On 5/5/21 7:08 PM, Neal Gompa wrote:
On Wed, May 5, 2021 at 11:55 AM Qiyu Yan <yanqiyu@xxxxxxxxxxxxxxxxx> wrote:
在 2021-05-05星期三的 07:44 +0200,Dan Čermák写道:
przemek klosowski via devel <devel@xxxxxxxxxxxxxxxxxxxxxxx> writes:
Is that something we need to worry about? I couldn't think of any new
rules to impose on repositories, but maybe dnf should have more
explicit
warnings when it sees multiple versions of the same package, or at
least
a way to show such versions.
Or how about teaching dnf that only certain repositories are allowed to
be used for updates (with an allowedlist for exceptions)? Then
microsoft
or any other third party repo could put hello-5000-1 into their repo
and
it could never compromise your system, as dnf would not consider the
3rd
party repo a valid update repo for a base system package.
Neal, I remember you had a really good idea about this - repo stickiness
(+repo equivalence classes). It might be a better option than vendor
stickiness. I'd like to explore this more in DNF 5 (see my excuses why I
don't want to do it in DNF 4 below).
That would require dnf to track where it got the package from though
and I am not sure if it does that at the moment?
This reminds me of an idea named Vendor Change from Zypper of openSUSE
https://en.opensuse.org/SDB:Vendor_change_update
This approach seems to solve our problems here?
Well, we do have the sticky vendor feature in DNF, DNF on openSUSE has
it switched on by default[1]. If we want to have this feature turned
on in Fedora, we could look at having it switched on.
[1]: https://build.opensuse.org/package/view_file/openSUSE:Factory/libdnf/libdnf-0.55.0-Switch-allow_vendor_change-off.patch?expand=1
Yes, there's basic support for ventor stickiness in DNF.
It probably works fine with dnf install and upgrade.
I have concerns about the following commands:
* downgrade
* not supported in Zypper
* no support in libsolv
* dnf emulates downgrades with installs, that implies vendor changes
* distro-sync
* unsupported with allow_vendor_change=1
* install
* installing explicit NEVRA lead to vendor change
* vendor changes are not displayed in the transaction table
* updateinfo
* dnf probably considers all package versions as update candidates
* needs thorough testing at least
* literally all dnf commands that query the package set,
because vendor impacts the meaning of the latest package.
* list
* info
* repoquery
* repoclosure
* COPR
* enabling a COPR repo would do nothing if the repo provides
alternatives to packages shipped in Fedora
* maybe a good thing, but definitely a change in user expectations
What's also important, DNF team currently doesn't have capacity to fix
all new bugs related to turning `allow_vendor_change` option on.

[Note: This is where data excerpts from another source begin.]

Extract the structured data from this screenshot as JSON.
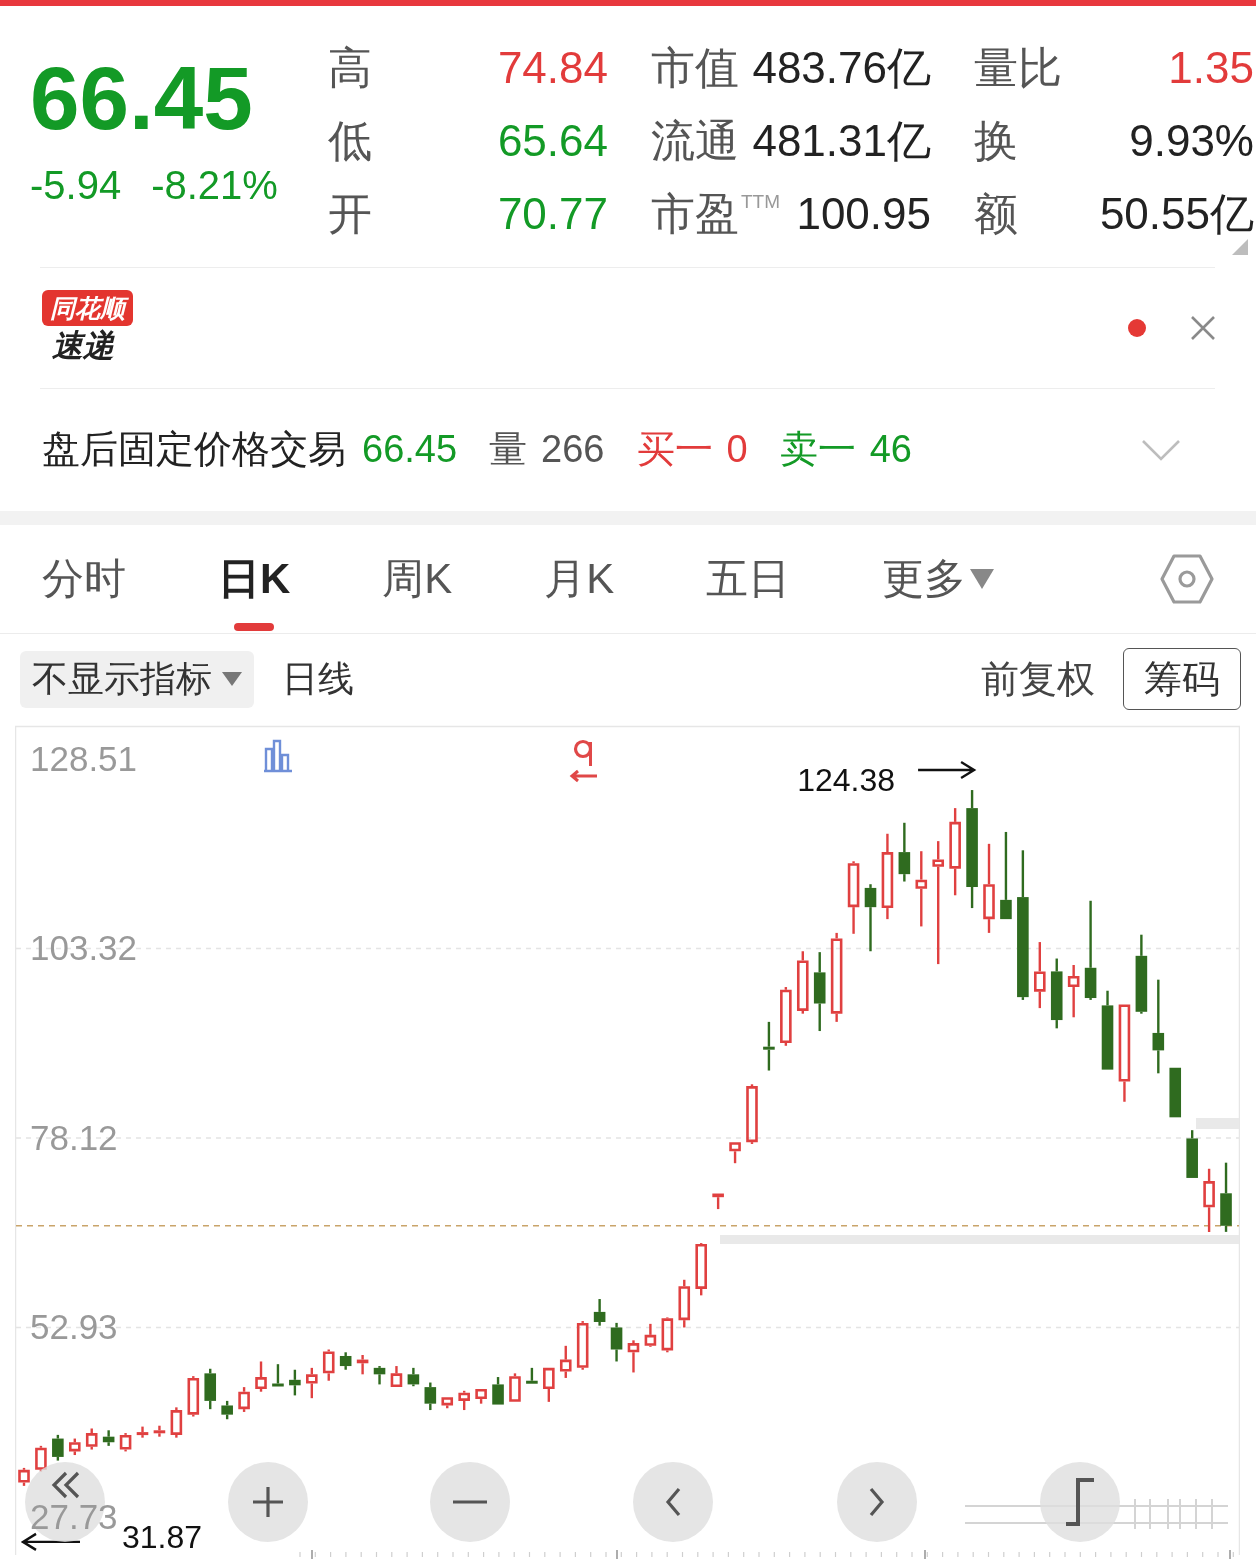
{
  "header": {
    "price": "66.45",
    "change": "-5.94",
    "change_percent": "-8.21%",
    "color": "#139a26"
  },
  "stats": [
    [
      {
        "label": "高",
        "value": "74.84",
        "color": "#e23b3b"
      },
      {
        "label": "低",
        "value": "65.64",
        "color": "#139a26"
      },
      {
        "label": "开",
        "value": "70.77",
        "color": "#139a26"
      }
    ],
    [
      {
        "label": "市值",
        "value": "483.76亿",
        "color": "#222222"
      },
      {
        "label": "流通",
        "value": "481.31亿",
        "color": "#222222"
      },
      {
        "label": "市盈$^{TTM}$",
        "value": "100.95",
        "color": "#222222"
      }
    ],
    [
      {
        "label": "量比",
        "value": "1.35",
        "color": "#e23b3b"
      },
      {
        "label": "换",
        "value": "9.93%",
        "color": "#222222"
      },
      {
        "label": "额",
        "value": "50.55亿",
        "color": "#222222"
      }
    ]
  ],
  "news_banner": {
    "logo_tag": "同花顺",
    "logo_name": "速递",
    "unread": true
  },
  "after_hours": {
    "title": "盘后固定价格交易",
    "items": [
      {
        "kind": "price",
        "value": "66.45"
      },
      {
        "kind": "volume",
        "label": "量",
        "value": "266"
      },
      {
        "kind": "bid",
        "label": "买一",
        "value": "0"
      },
      {
        "kind": "ask",
        "label": "卖一",
        "value": "46"
      }
    ],
    "expanded": false
  },
  "tabs": [
    {
      "label": "分时",
      "kind": "tab",
      "selected": false
    },
    {
      "label": "日K",
      "kind": "tab",
      "selected": true
    },
    {
      "label": "周K",
      "kind": "tab",
      "selected": false
    },
    {
      "label": "月K",
      "kind": "tab",
      "selected": false
    },
    {
      "label": "五日",
      "kind": "tab",
      "selected": false
    },
    {
      "label": "更多",
      "kind": "dropdown",
      "selected": false
    }
  ],
  "toolbar": {
    "indicator": "不显示指标",
    "period": "日线",
    "adjustment": "前复权",
    "chips_button": "筹码"
  },
  "chart": {
    "chart_data": {
      "type": "candlestick",
      "ohlc": [
        [
          32.31,
          34.26,
          31.87,
          34.01
        ],
        [
          34.01,
          37.19,
          33.77,
          36.94
        ],
        [
          38.16,
          38.65,
          35.23,
          35.72
        ],
        [
          36.45,
          38.16,
          35.97,
          37.67
        ],
        [
          37.06,
          39.5,
          36.7,
          38.89
        ],
        [
          38.41,
          39.26,
          37.19,
          37.67
        ],
        [
          36.7,
          38.89,
          36.45,
          38.65
        ],
        [
          38.77,
          39.75,
          38.28,
          39.02
        ],
        [
          38.89,
          39.87,
          38.41,
          39.26
        ],
        [
          38.65,
          42.31,
          38.28,
          41.95
        ],
        [
          41.34,
          46.46,
          41.09,
          46.22
        ],
        [
          46.83,
          47.44,
          42.07,
          43.17
        ],
        [
          42.56,
          43.17,
          40.73,
          41.34
        ],
        [
          42.07,
          45.0,
          41.7,
          44.39
        ],
        [
          44.75,
          48.41,
          44.39,
          46.34
        ],
        [
          45.48,
          48.05,
          45.12,
          45.12
        ],
        [
          45.97,
          47.31,
          43.9,
          45.24
        ],
        [
          45.48,
          47.56,
          43.53,
          46.7
        ],
        [
          46.83,
          50.0,
          45.85,
          49.75
        ],
        [
          49.14,
          49.63,
          47.31,
          47.8
        ],
        [
          48.17,
          49.27,
          46.7,
          48.66
        ],
        [
          47.56,
          47.8,
          45.36,
          46.7
        ],
        [
          45.0,
          47.8,
          45.0,
          46.83
        ],
        [
          46.7,
          47.56,
          45.12,
          45.36
        ],
        [
          45.0,
          45.61,
          41.95,
          42.8
        ],
        [
          42.56,
          43.65,
          42.19,
          43.65
        ],
        [
          43.17,
          44.51,
          41.95,
          44.26
        ],
        [
          43.41,
          44.75,
          42.8,
          44.75
        ],
        [
          45.36,
          46.34,
          42.68,
          42.68
        ],
        [
          43.04,
          46.83,
          43.04,
          46.46
        ],
        [
          45.85,
          47.56,
          45.48,
          45.61
        ],
        [
          44.75,
          47.56,
          43.04,
          47.56
        ],
        [
          47.07,
          50.49,
          46.22,
          48.66
        ],
        [
          47.56,
          53.78,
          47.31,
          53.54
        ],
        [
          55.0,
          56.71,
          53.17,
          53.66
        ],
        [
          52.93,
          53.54,
          48.41,
          50.0
        ],
        [
          49.63,
          51.22,
          46.95,
          50.85
        ],
        [
          50.49,
          53.41,
          50.36,
          51.95
        ],
        [
          49.88,
          54.27,
          49.63,
          54.15
        ],
        [
          53.9,
          59.27,
          52.93,
          58.42
        ],
        [
          58.05,
          64.15,
          57.2,
          64.03
        ],
        [
          70.25,
          70.74,
          68.67,
          70.74
        ],
        [
          76.35,
          77.57,
          74.77,
          77.57
        ],
        [
          77.57,
          85.26,
          77.33,
          85.02
        ],
        [
          90.26,
          93.56,
          87.09,
          89.9
        ],
        [
          90.75,
          98.19,
          90.38,
          97.83
        ],
        [
          95.02,
          102.95,
          94.65,
          101.73
        ],
        [
          100.14,
          102.83,
          92.34,
          96.0
        ],
        [
          94.65,
          105.39,
          93.56,
          104.66
        ],
        [
          108.81,
          114.91,
          105.27,
          114.66
        ],
        [
          111.37,
          111.86,
          102.95,
          108.81
        ],
        [
          108.69,
          118.57,
          107.22,
          116.13
        ],
        [
          116.13,
          120.03,
          112.22,
          113.2
        ],
        [
          111.25,
          116.25,
          106.25,
          112.47
        ],
        [
          114.18,
          117.59,
          101.24,
          115.15
        ],
        [
          113.93,
          121.98,
          110.39,
          120.15
        ],
        [
          121.98,
          124.38,
          108.69,
          111.49
        ],
        [
          107.22,
          117.23,
          105.39,
          111.86
        ],
        [
          109.78,
          118.81,
          107.22,
          107.22
        ],
        [
          110.15,
          116.37,
          96.48,
          96.85
        ],
        [
          97.58,
          104.17,
          95.39,
          100.27
        ],
        [
          100.27,
          101.98,
          92.7,
          93.8
        ],
        [
          98.19,
          101.12,
          94.17,
          99.66
        ],
        [
          100.75,
          109.66,
          96.48,
          96.73
        ],
        [
          95.75,
          97.7,
          87.21,
          87.21
        ],
        [
          85.63,
          95.87,
          82.94,
          95.87
        ],
        [
          102.34,
          105.15,
          94.65,
          94.9
        ],
        [
          92.09,
          99.17,
          86.72,
          89.77
        ],
        [
          87.46,
          87.46,
          80.87,
          80.87
        ],
        [
          78.06,
          79.16,
          72.81,
          72.81
        ],
        [
          68.91,
          74.03,
          65.62,
          72.39
        ],
        [
          70.77,
          74.84,
          65.64,
          66.45
        ]
      ],
      "ylim": [
        22.68,
        132.83
      ],
      "yticks": [
        128.51,
        103.32,
        78.12,
        52.93,
        27.73
      ],
      "grid": true,
      "ref_lines": [
        {
          "axis": "y",
          "value": 66.45
        }
      ],
      "annotations": [
        "124.38",
        "31.87"
      ]
    }
  }
}
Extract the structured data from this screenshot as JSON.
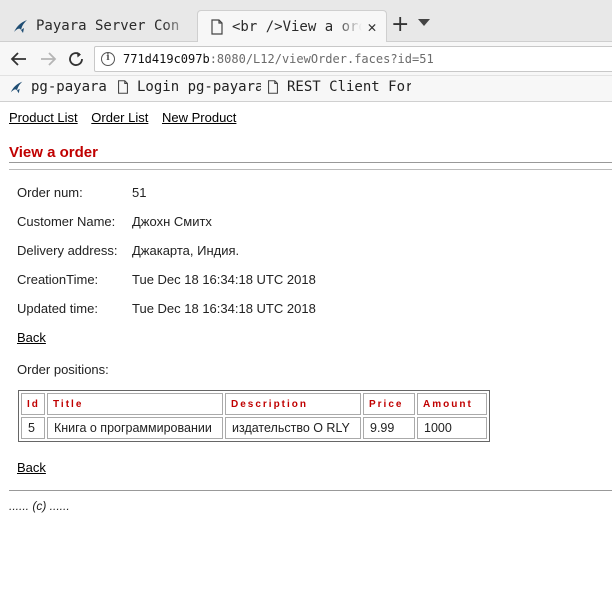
{
  "tabs": [
    {
      "label": "Payara Server Con",
      "icon": "payara-icon"
    },
    {
      "label": "<br />View a order",
      "icon": "document-icon",
      "close": "✕"
    }
  ],
  "tabbar": {
    "new_tab": "+",
    "menu_icon": "chevron-down-icon"
  },
  "nav": {
    "url_host": "771d419c097b",
    "url_rest": ":8080/L12/viewOrder.faces?id=51"
  },
  "bookmarks": [
    {
      "label": "pg-payara",
      "icon": "payara-icon"
    },
    {
      "label": "Login pg-payara",
      "icon": "document-icon"
    },
    {
      "label": "REST Client For",
      "icon": "document-icon"
    }
  ],
  "menu": {
    "product_list": "Product List",
    "order_list": "Order List",
    "new_product": "New Product"
  },
  "page": {
    "title": "View a order",
    "fields": {
      "order_num": {
        "label": "Order num:",
        "value": "51"
      },
      "customer_name": {
        "label": "Customer Name:",
        "value": "Джохн Смитх"
      },
      "delivery_address": {
        "label": "Delivery address:",
        "value": "Джакарта, Индия."
      },
      "creation_time": {
        "label": "CreationTime:",
        "value": "Tue Dec 18 16:34:18 UTC 2018"
      },
      "updated_time": {
        "label": "Updated time:",
        "value": "Tue Dec 18 16:34:18 UTC 2018"
      }
    },
    "back_label": "Back",
    "positions_label": "Order positions:",
    "table": {
      "headers": {
        "id": "Id",
        "title": "Title",
        "description": "Description",
        "price": "Price",
        "amount": "Amount"
      },
      "rows": [
        {
          "id": "5",
          "title": "Книга о программировании",
          "description": "издательство O RLY",
          "price": "9.99",
          "amount": "1000"
        }
      ]
    },
    "footer": "...... (c) ......"
  },
  "colors": {
    "title_red": "#c00000",
    "header_red": "#c00000"
  }
}
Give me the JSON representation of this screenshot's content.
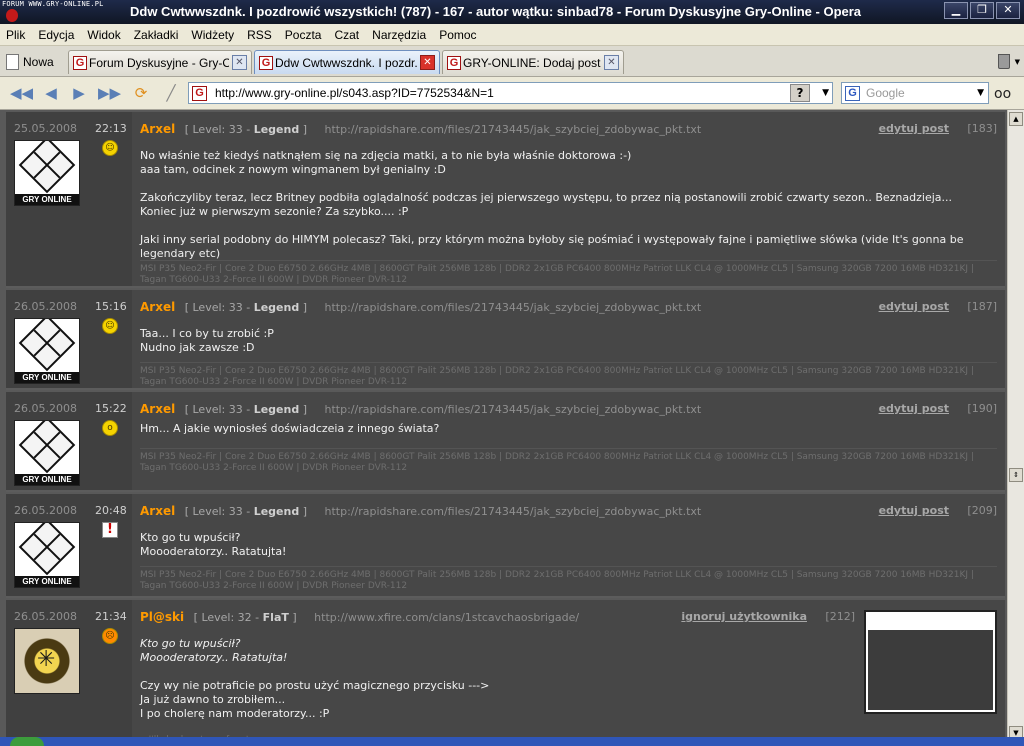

Our
priority is RHEL 9 (that includes new modularity depsolver among other
bugs/RFEs) and DNF 5 (doing it right takes time and is relatively hard,
but we believe it pays off long-term due to bringing better APIs,
overall consistency etc.)
To be clear, I like the idea of vendor/repo stickiness turned on by
default, it could solve a lot of problems and eventually provide a very
simple alternative to modularity. I'm just not convinced that the DNF
stack is ready for that now and turning it on would most likely make
user experience worse. I'm fine with my team looking into this when we
have capacity to do so - that means in about one year from now.